Senator Elizabeth Warren wants the US Department of Justice to “take a hard look” at whether laws were violated when Jared Kushner, the presidential son-in-law who was widely seen as the Saudi Arabian royal family’s fixer inside Donald Trump’s White House, collected $2 billion from Saudi Crown Prince Mohammed bin Salman.
The Massachusetts Democrat signaled that she thinks Congress could also open up an inquiry into the kickback, er, “investment,” which watchdogs say stinks of corruption.
Kushner, the famously incompetent real estate developer whose name has become synonymous with nepotism, was frequently accused of doing the bidding of the Saudi royal family while he “served” as senior adviser in an administration headed by his wife’s father. Kushner ardently defended the prince, known as MBS, in the face of an international outcry over the grisly murder of journalist Jamal Khashoggi, which US intelligence agencies determined had been approved by the monarch. Kushner dismissed concerns about the horrific assault on Yemen by the Saudi military. He arranged to expand US military support for the dictatorship. And he pushed to dramatically increase US weapons sales to the Saudis, promoting a $110 billion deal even as outrage over the Khashoggi murder mounted.
Despite his close ties to Saudi Arabia’s oil-rich elites, Kushner’s scheming to secure a massive investment in the private equity fund he launched after leaving the White House in January 2021 ran into some initial challenges. There were whispers that Trump had finally figured out that everything his son-in-law touched fell apart. And a panel of financial experts employed by the Saudi royals to review requests for their money warned the overseers of Saudi Arabia’s $620 billion Public Investment Fund that Kushner lacked experience running an investment fund of the sort he proposed, was having trouble attracting investors in the United States, and was pitching a “proposal” for his Affinity Fund that was “unsatisfactory in all aspects.”
The warnings were dismissed and the Saudi fund—which is chaired by MBS—sent a couple billion Kushner’s way. How important was that “investment”? As of March 31, according to public filings, the Saudi money accounts for four-fifths of all the money Kushner’s fund is managing.
Revelations about the sordid deal made headlines last week in The New York Times and other major news outlets around the world, and this week the media and top Democrats are calling for investigations.
“If people actually cared about corruption by the president’s family members, Saudi Arabia giving Jared Kushner $2 billion would be the biggest story in America right now,” declared the watchdog group Citizens for Ethics & Responsibility in Washington on Monday. Former US secretary of labor Robert Reich noted how Kushner “cashes in” on his connection with Trump. Journalist and MSNBC host Mehdi Hasan said the $2 billion “investment” by the Saudi’s in Kushner’s latest scheme represents “a huge story of both corruption and human rights abuses.”
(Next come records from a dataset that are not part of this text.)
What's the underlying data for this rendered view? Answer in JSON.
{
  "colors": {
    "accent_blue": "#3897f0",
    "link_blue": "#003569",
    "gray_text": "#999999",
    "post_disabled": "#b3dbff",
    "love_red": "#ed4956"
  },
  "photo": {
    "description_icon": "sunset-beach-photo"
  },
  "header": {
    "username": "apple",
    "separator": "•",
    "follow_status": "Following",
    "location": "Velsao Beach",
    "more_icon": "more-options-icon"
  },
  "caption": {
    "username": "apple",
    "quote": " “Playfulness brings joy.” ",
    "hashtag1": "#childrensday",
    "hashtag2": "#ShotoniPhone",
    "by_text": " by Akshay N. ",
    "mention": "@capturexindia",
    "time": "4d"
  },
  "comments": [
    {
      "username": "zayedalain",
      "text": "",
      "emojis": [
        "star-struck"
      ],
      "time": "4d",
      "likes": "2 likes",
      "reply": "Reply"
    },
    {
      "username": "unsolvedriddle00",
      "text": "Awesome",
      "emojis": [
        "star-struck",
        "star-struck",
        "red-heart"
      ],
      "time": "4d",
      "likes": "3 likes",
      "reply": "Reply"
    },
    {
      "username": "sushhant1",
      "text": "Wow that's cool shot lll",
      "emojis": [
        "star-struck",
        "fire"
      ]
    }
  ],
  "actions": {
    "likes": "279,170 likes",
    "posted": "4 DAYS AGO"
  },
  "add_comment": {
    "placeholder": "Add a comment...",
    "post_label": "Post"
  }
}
But Warren’s intervention is the most consequential. Asked about the story during an interview on the podcast Pod Save America, the senator said, “I think there’s a question that the Department of Justice should take a really hard look to see if [the arrangement may] violate any of our criminal laws.”
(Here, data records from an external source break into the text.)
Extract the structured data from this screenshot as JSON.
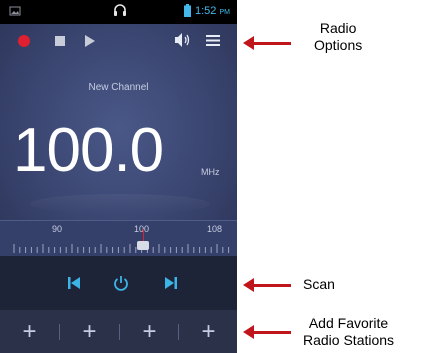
{
  "status_bar": {
    "time": "1:52",
    "ampm": "PM"
  },
  "radio": {
    "channel_name": "New Channel",
    "frequency": "100.0",
    "unit": "MHz",
    "dial_labels": [
      "90",
      "100",
      "108"
    ],
    "dial_value": 100
  },
  "favorites": [
    "+",
    "+",
    "+",
    "+"
  ],
  "annotations": {
    "radio_options": [
      "Radio",
      "Options"
    ],
    "scan": "Scan",
    "add_favorites": [
      "Add Favorite",
      "Radio Stations"
    ]
  },
  "colors": {
    "accent": "#44b8ea",
    "record": "#e02030",
    "arrow": "#c0161b"
  }
}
The senator did not stop there. “I think this is a moment when Congress needs to do a lot more about corruption,” added Warren.
The Saudi deal is not the only potential crime involving Kushner that the DOJ and Congress should investigate. There is also the matter of his oversight of the Trump administration’s scandal-plagued “Project Airbridge” scheme, which I write about at length in my book Coronavirus Criminals and Pandemic Profiteers.
Kushner and his cronies arranged to use taxpayer money to fly medical equipment from overseas manufacturers to the United States at the height of the pandemic, but then let private corporations sell the supplies at a hefty profit. “Project Air Bridge—like the broader Trump Administration response to coronavirus—has been marked by delays, incompetence, confusion, and secrecy involving multiple Federal agencies and actors,” Senators Warren, Richard Blumenthal (D-Conn.), and Charles Schumer (D-N.Y.) wrote in a 2020 letter to the Pandemic Response Accountability Committee. That letter raised concerns about Project Airbridge’s misspending of tens of millions of taxpayer dollars and called for an inquiry.
There’s no question that Kushner’s Trump administration machinations merit a congressional inquiry. Nor should there be any question that Kushner’s post-Trump administration hustling of the Saudis merits a criminal investigation by the Department of Justice.